Recensione La terra degli déi perduti di Ahmet Ümit

La terra degli déi perduti

– Ahmet Ümit –

Formato: Copertina flessibile

Pagine: 576

Editore: Casa editrice Altano

Giudizio Sintetico

Un abile killer che commette omicidi a Berlino. Un folle che chiama gli dèi dimenticati a risvegliarsi con i suoi omicidi. Un mortale che cerca di diventare un dio perché odia gli umani. Un ragazzo che si prepara a salire sull’Olimpo per regolare i conti con il padre…

Yıldız Karasu, tenace commissario capo della omicidi di Berlino, figlia di immigrati turchi in Germania, e il suo assistente Tobias Becker sono impegnati in un’avventura che parte dalle strade di Berlino, una delle città più colorate, caotiche e suggestive d’Europa, e termina in Anatolia, tra le mura dell’antica città di Pergamo.

Cercando indizi nella serie di omicidi intessuti di mitologia e simboli, i due protagonisti incroceranno la loro strada con neonazisti e immigrati e lotteranno contro i pregiudizi e il razzismo che permea la società.

All’ombra dell’Altare di Zeus e dell’antica Pergamo, La terra degli dèi perduti riporta in vita i miti nel presente, mostrandoci la natura immutabile del crimine attraverso le epoche e le culture.

Immaginate di fare un viaggio tra i miti del passato riportati in vita nei giorni nostri sulla scia di un’indagine di Polizia che segue la pista di una serie di omicidi commessi da un killer a Berlino, questo è ciò che è portato a vivere il lettore che si perde tra le pagine di “La terra degli dèi perduti”. 

Una delle città più roboanti ed eterogenee d’Europa è lo scenario che fa da sfondo a un’indagine condotta da Yildiz Karasu, figlia di immigrati turchi in Germania e ora a capo della squadra omicidi della polizia di Berlino, che insieme al suo assistente Tobias Becker, parte dalla capitale tedesca per giungere all’antica Pergamo. 

La realtà estremamente concreta di una serie di indagini che traggono origine da una delle più grandi città europee si fonde con gli aspetti mitologici antichi riportati alla luce dalla follia di un killer che, proprio con i suoi omicidi, richiama “in vita” antichi dèi dimenticati. 

Una trama appassionante, oltre che accattivante, frutto della genialità di Ahmet Ümit che in questo libro unisce avvincenti aspetti polizieschi a tratteggi di matrice mitologica in grado di dare origine a un libro dal sapore decisamente particolare e adatto ai palati letterari sia di coloro che amano le storie giallo – poliziesche che, di coloro che apprezzano le narrazioni ricche di simbologia e storia. 

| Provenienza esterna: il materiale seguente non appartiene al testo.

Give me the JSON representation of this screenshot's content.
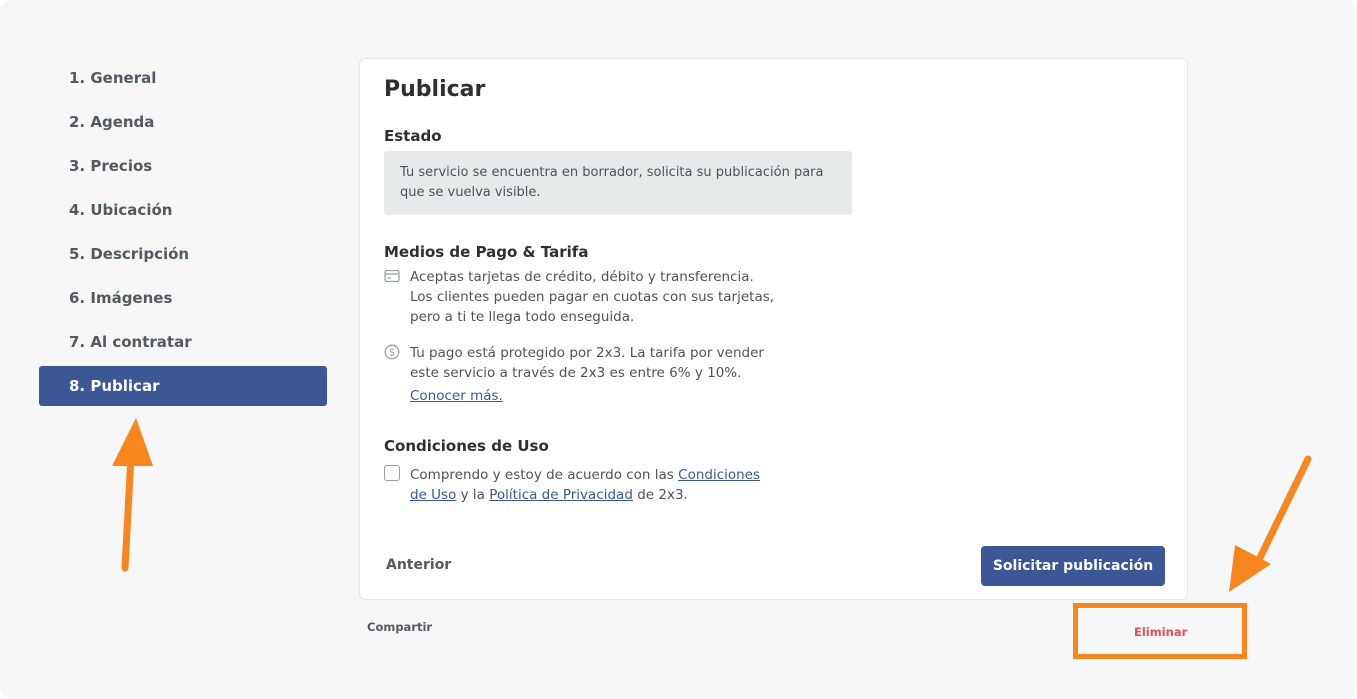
{
  "sidebar": {
    "items": [
      {
        "label": "1. General"
      },
      {
        "label": "2. Agenda"
      },
      {
        "label": "3. Precios"
      },
      {
        "label": "4. Ubicación"
      },
      {
        "label": "5. Descripción"
      },
      {
        "label": "6. Imágenes"
      },
      {
        "label": "7. Al contratar"
      },
      {
        "label": "8. Publicar",
        "active": true
      }
    ]
  },
  "main": {
    "title": "Publicar",
    "estado": {
      "heading": "Estado",
      "message": "Tu servicio se encuentra en borrador, solicita su publicación para que se vuelva visible."
    },
    "pago": {
      "heading": "Medios de Pago & Tarifa",
      "card_text": "Aceptas tarjetas de crédito, débito y transferencia. Los clientes pueden pagar en cuotas con sus tarjetas, pero a ti te llega todo enseguida.",
      "protect_text": "Tu pago está protegido por 2x3. La tarifa por vender este servicio a través de 2x3 es entre 6% y 10%.",
      "learn_more": "Conocer más."
    },
    "condiciones": {
      "heading": "Condiciones de Uso",
      "text_before": "Comprendo y estoy de acuerdo con las ",
      "terms_link": "Condiciones de Uso",
      "text_mid": " y la ",
      "privacy_link": "Política de Privacidad",
      "text_after": " de 2x3."
    },
    "prev_label": "Anterior",
    "submit_label": "Solicitar publicación"
  },
  "footer": {
    "share_label": "Compartir",
    "delete_label": "Eliminar"
  },
  "icons": {
    "card": "credit-card-icon",
    "money": "dollar-coin-icon"
  },
  "colors": {
    "accent": "#3b5795",
    "danger": "#e0505a",
    "annotation": "#f7861f"
  }
}
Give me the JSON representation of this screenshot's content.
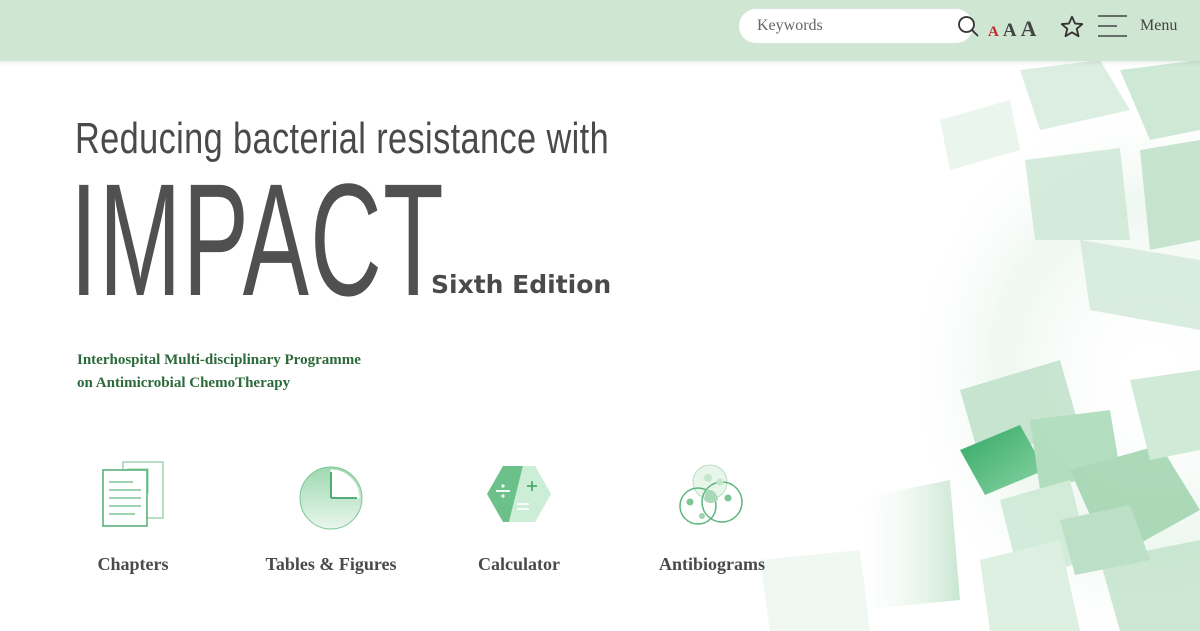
{
  "header": {
    "search": {
      "placeholder": "Keywords",
      "value": ""
    },
    "font_sizes": [
      "A",
      "A",
      "A"
    ],
    "menu_label": "Menu",
    "colors": {
      "bar": "#cfe6d2",
      "accent_red": "#c0272d"
    }
  },
  "hero": {
    "kicker": "Reducing bacterial resistance with",
    "title": "IMPACT",
    "edition": "Sixth Edition",
    "programme_line1": "Interhospital Multi-disciplinary Programme",
    "programme_line2": "on Antimicrobial ChemoTherapy"
  },
  "quick_links": [
    {
      "label": "Chapters",
      "icon": "document-icon"
    },
    {
      "label": "Tables & Figures",
      "icon": "pie-chart-icon"
    },
    {
      "label": "Calculator",
      "icon": "calculator-icon"
    },
    {
      "label": "Antibiograms",
      "icon": "bacteria-icon"
    }
  ],
  "colors": {
    "brand_green": "#2d6a3a",
    "text": "#4a4a4a",
    "icon_green": "#6cc08a"
  }
}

Ahmet Ümit è nato a Gaziantep nel 1960, ha studiato all’Università Marmara di Istanbul dove si è laureato nel 1983. Tra il 1985 e il 1986 ha studiato Politica all’Accademia delle Scienze Sociali di Mosca. Autore di più di 20 best-seller, tradotti in 60 lingue con 4 milioni di copie vendute, è il più importante scrittore di gialli della letteratura turca contemporanea. Alcuni dei suoi romanzi sono stati adattati per il grande schermo e la televisione. Attingendo al particolare background politico e storico della Turchia, Ümit approfondisce la psiche dei suoi personaggi e intreccia appassionanti storie di omicidi e intrighi politici.